La punta es también un lugar discretamente excelente para no hacer nada. La orilla bajo el faro es toda de arenisca roja, lo bastante blanda como para que el mar la haya tallado en bajos escalones y algún pequeño arco, y con la marea baja puedes caminar por la roca y ver a los cormoranes secarse las alas sobre el arrecife expuesto. Lia encontró un dólar de arena, intacto, que cargó el resto del día como un pequeño trofeo.
La casucha de ostras
Lo que convirtió a Point Prim de un agradable desvío en un recuerdo fijo fue el chowder house cerca del faro — un pequeño negocio que sirve mariscos en mesas de picnic con vista al agua. Las ostras son de cepa Malpeque, sacadas del estrecho prácticamente a la vista de donde te sientas, y llegan en una bandeja de hielo picado con un gajo de limón y absolutamente ninguna ceremonia. He comido ostras en muchos lugares que cobraban bastante más y entregaban considerablemente menos. Lia dijo que sabían al olor del aire del mar, y nunca he logrado mejorar esa frase.
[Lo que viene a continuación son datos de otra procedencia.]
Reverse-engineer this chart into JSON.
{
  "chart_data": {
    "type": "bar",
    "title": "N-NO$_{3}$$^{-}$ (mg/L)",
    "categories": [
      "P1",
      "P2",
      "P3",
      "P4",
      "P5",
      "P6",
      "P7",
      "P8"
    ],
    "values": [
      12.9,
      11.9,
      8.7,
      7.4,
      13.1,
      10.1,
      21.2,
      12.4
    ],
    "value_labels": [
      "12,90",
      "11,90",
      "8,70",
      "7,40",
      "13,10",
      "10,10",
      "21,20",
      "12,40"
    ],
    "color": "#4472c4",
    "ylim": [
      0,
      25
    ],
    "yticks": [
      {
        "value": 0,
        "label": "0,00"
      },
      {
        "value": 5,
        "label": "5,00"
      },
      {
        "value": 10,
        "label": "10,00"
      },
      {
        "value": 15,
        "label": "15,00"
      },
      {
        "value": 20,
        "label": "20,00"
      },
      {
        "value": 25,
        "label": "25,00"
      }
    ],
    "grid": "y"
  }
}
Acompañamos las ostras con un tazón de chowder de mariscos lo bastante espeso como para sostener una cuchara de pie, lo comimos despacio mientras cambiaba la marea, y luego condujimos de regreso por el largo camino recto sintiendo que habíamos tropezado con algo que la mayoría de los visitantes se pierde por completo. Todos están allá arriba en Cavendish persiguiendo la maquinaria de Ana de las Tejas Verdes; quienes toman el camino de Point Prim se llevan el mejor trato.
Cuándo ir
El faro y la comida son de temporada — aproximadamente de junio a septiembre, siendo julio y agosto las apuestas más seguras para que todo esté abierto. Las semanas de temporada media de junio y principios de septiembre son más tranquilas y la luz más suave. Lleva una capa cortaviento de todos modos; la punta está expuesta por tres lados y la brisa del estrecho te encuentra incluso en un día cálido. Apunta a una marea bajante si quieres explorar los escalones de arenisca bajo el faro.